It’s not writer/director Bong Joon-ho’s tightest movie, or the best collection of performances he’s managed to get out of a cast. Mark Ruffalo and Toni Colette skew a little too broad in the roles of dictatorial expedition commander Kenneth Marshall and his wife, Ylfa, rendering Bong’s satire of the current global moment’s plague of dictatorial vanity, stupidity, and reckless strongman politicking a little tepid on occasion. Their placeless upper-class accents, the film’s muddled politics around cops and law enforcement; there are elements at work in this script that haven’t been thought through or resolved, but a slew of fantastic performances and a truly moving riff on Hayao Miyazaki’s Nausicaa and the Valley of the Wind elevate Mickey 17 considerably. Even at its most ramshackle, this is a real film with serious artistic muscle behind it.
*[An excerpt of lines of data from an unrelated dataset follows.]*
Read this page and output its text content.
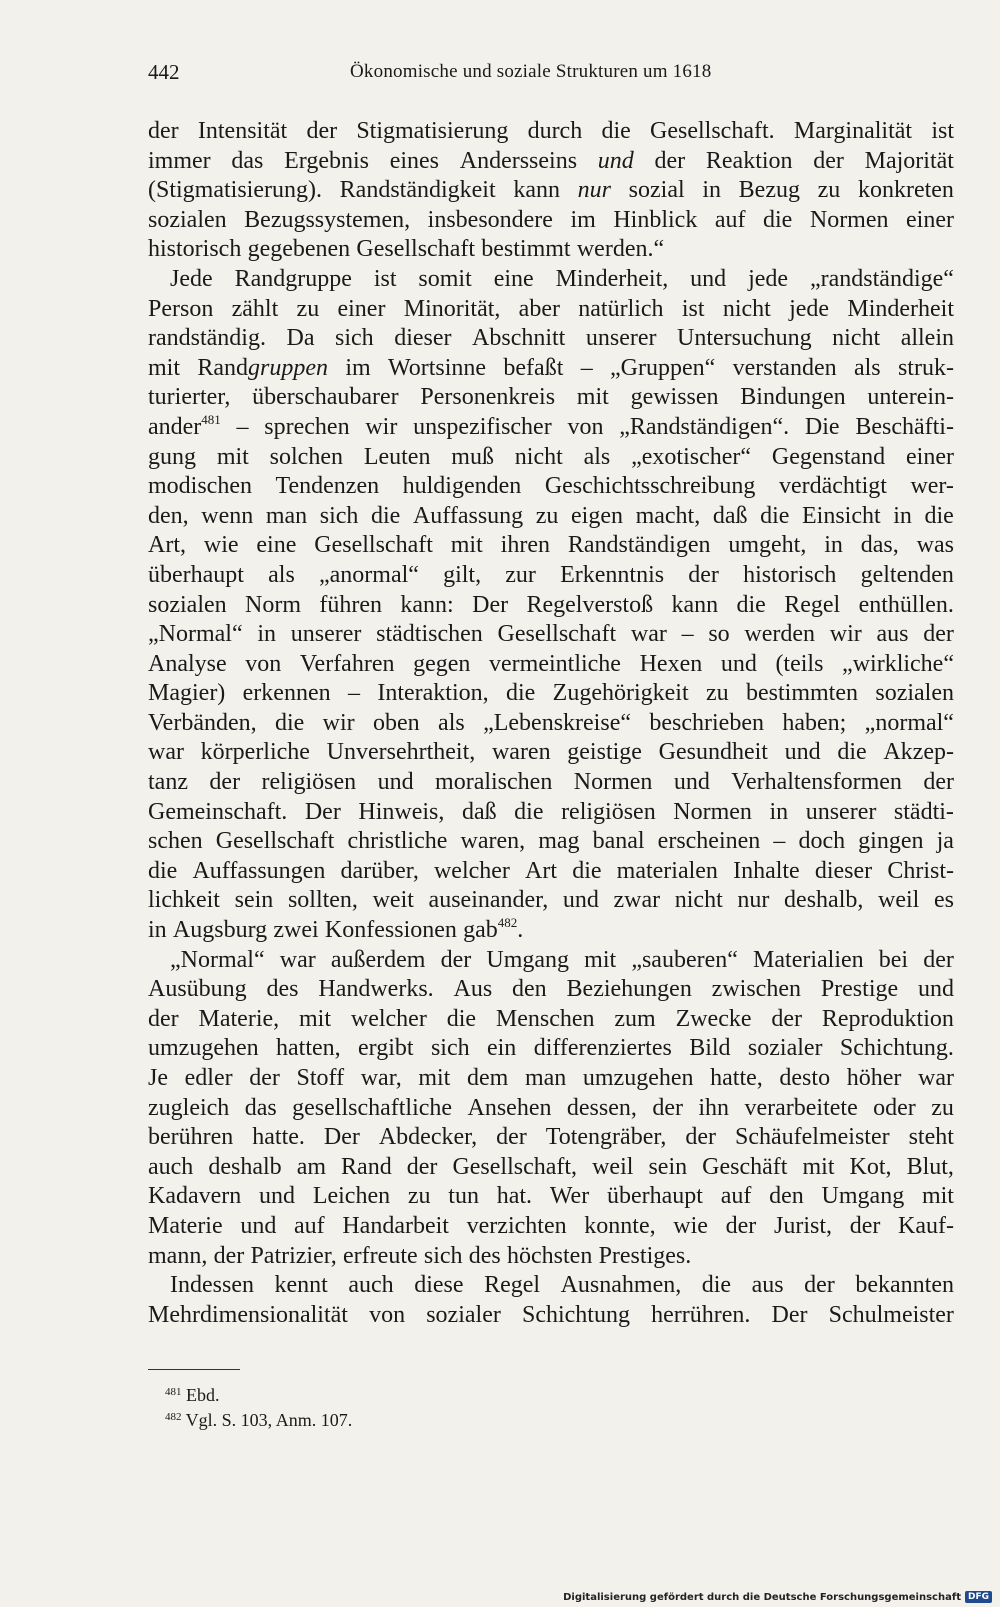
442	Ökonomische und soziale Strukturen um 1618
der Intensität der Stigmatisierung durch die Gesellschaft. Marginalität ist
immer das Ergebnis eines Andersseins und der Reaktion der Majorität
(Stigmatisierung). Randständigkeit kann nur sozial in Bezug zu konkreten
sozialen Bezugssystemen, insbesondere im Hinblick auf die Normen einer
historisch gegebenen Gesellschaft bestimmt werden.“
Jede Randgruppe ist somit eine Minderheit, und jede „randständige“
Person zählt zu einer Minorität, aber natürlich ist nicht jede Minderheit
randständig. Da sich dieser Abschnitt unserer Untersuchung nicht allein
mit Randgruppen im Wortsinne befaßt – „Gruppen“ verstanden als struk-
turierter, überschaubarer Personenkreis mit gewissen Bindungen unterein-
ander$^{481}$ – sprechen wir unspezifischer von „Randständigen“. Die Beschäfti-
gung mit solchen Leuten muß nicht als „exotischer“ Gegenstand einer
modischen Tendenzen huldigenden Geschichtsschreibung verdächtigt wer-
den, wenn man sich die Auffassung zu eigen macht, daß die Einsicht in die
Art, wie eine Gesellschaft mit ihren Randständigen umgeht, in das, was
überhaupt als „anormal“ gilt, zur Erkenntnis der historisch geltenden
sozialen Norm führen kann: Der Regelverstoß kann die Regel enthüllen.
„Normal“ in unserer städtischen Gesellschaft war – so werden wir aus der
Analyse von Verfahren gegen vermeintliche Hexen und (teils „wirkliche“
Magier) erkennen – Interaktion, die Zugehörigkeit zu bestimmten sozialen
Verbänden, die wir oben als „Lebenskreise“ beschrieben haben; „normal“
war körperliche Unversehrtheit, waren geistige Gesundheit und die Akzep-
tanz der religiösen und moralischen Normen und Verhaltensformen der
Gemeinschaft. Der Hinweis, daß die religiösen Normen in unserer städti-
schen Gesellschaft christliche waren, mag banal erscheinen – doch gingen ja
die Auffassungen darüber, welcher Art die materialen Inhalte dieser Christ-
lichkeit sein sollten, weit auseinander, und zwar nicht nur deshalb, weil es
in Augsburg zwei Konfessionen gab$^{482}$.
„Normal“ war außerdem der Umgang mit „sauberen“ Materialien bei der
Ausübung des Handwerks. Aus den Beziehungen zwischen Prestige und
der Materie, mit welcher die Menschen zum Zwecke der Reproduktion
umzugehen hatten, ergibt sich ein differenziertes Bild sozialer Schichtung.
Je edler der Stoff war, mit dem man umzugehen hatte, desto höher war
zugleich das gesellschaftliche Ansehen dessen, der ihn verarbeitete oder zu
berühren hatte. Der Abdecker, der Totengräber, der Schäufelmeister steht
auch deshalb am Rand der Gesellschaft, weil sein Geschäft mit Kot, Blut,
Kadavern und Leichen zu tun hat. Wer überhaupt auf den Umgang mit
Materie und auf Handarbeit verzichten konnte, wie der Jurist, der Kauf-
mann, der Patrizier, erfreute sich des höchsten Prestiges.
Indessen kennt auch diese Regel Ausnahmen, die aus der bekannten
Mehrdimensionalität von sozialer Schichtung herrühren. Der Schulmeister
$^{481}$ Ebd.
$^{482}$ Vgl. S. 103, Anm. 107.
Digitalisierung gefördert durch die Deutsche Forschungsgemeinschaft DFG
First and foremost, you have to hand it to Naomi Ackie, who plays Mickey’s (Robert Pattinson) lover, the security officer Nasha Barridge. She has the kind of wild swagger Katee Sackhoff perfected as Starbuck on Battlestar Galactica, a genuine edge that makes her unpredictable behavior feel as thrilling as it is unsettling. To make her love and devotion for the “Expendable” Mickey the emotional core of the film is a bold move, and it pays off handsomely, invoking thrillingly intimate commentary on disability, mortality, and poverty. Pattinson is as usual tremendously physically committed, enduring all sorts of contortions and pratfalls as he sputters and mumbles like some kind of latter-day Peter Lorre, concocting a pair of characters who feel at once familiar and entirely his own.
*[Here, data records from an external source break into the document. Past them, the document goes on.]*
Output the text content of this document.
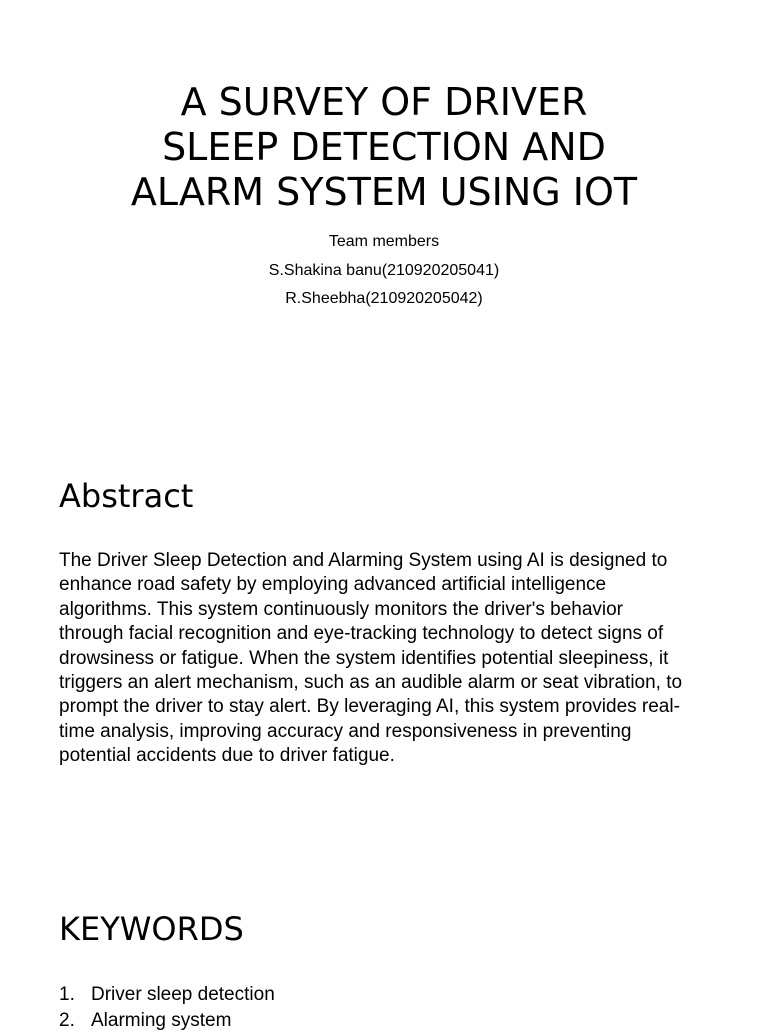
A SURVEY OF DRIVER
SLEEP DETECTION AND
ALARM SYSTEM USING IOT
Team members
S.Shakina banu(210920205041)
R.Sheebha(210920205042)
Abstract

The Driver Sleep Detection and Alarming System using AI is designed to
enhance road safety by employing advanced artificial intelligence
algorithms. This system continuously monitors the driver's behavior
through facial recognition and eye-tracking technology to detect signs of
drowsiness or fatigue. When the system identifies potential sleepiness, it
triggers an alert mechanism, such as an audible alarm or seat vibration, to
prompt the driver to stay alert. By leveraging AI, this system provides real-
time analysis, improving accuracy and responsiveness in preventing
potential accidents due to driver fatigue.

KEYWORDS
1. Driver sleep detection
2. Alarming system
And the aliens! What a delight to see such evocative, creative creature design in such a high-profile feature. The “Creepers” as Marshall refers to them are reminiscent of water bears or insectoid musk oxen, at once off-putting and oddly charming. They have a robust physicality that makes it easy to connect to them on an emotional level, and watching the colonists and their repulsive leaders torture and kill them out of knee-jerk disgust is at the center of many of the film’s most upsetting scenes. There’s a clear parallel between Mickey and the creatures, and the sharpest moment of polemic in the entire film comes when Nasha, witnessing his torture of a baby Creeper, puts the whole picture together for herself in a blistering rant at Marshall, repeatedly calling him stupid as he turns redder by degrees. However jumbled the satirical heart of the film may be at times, it’s incredibly satisfying to watch a movie end its narrative with a heroic suicide bombing assassination of the president.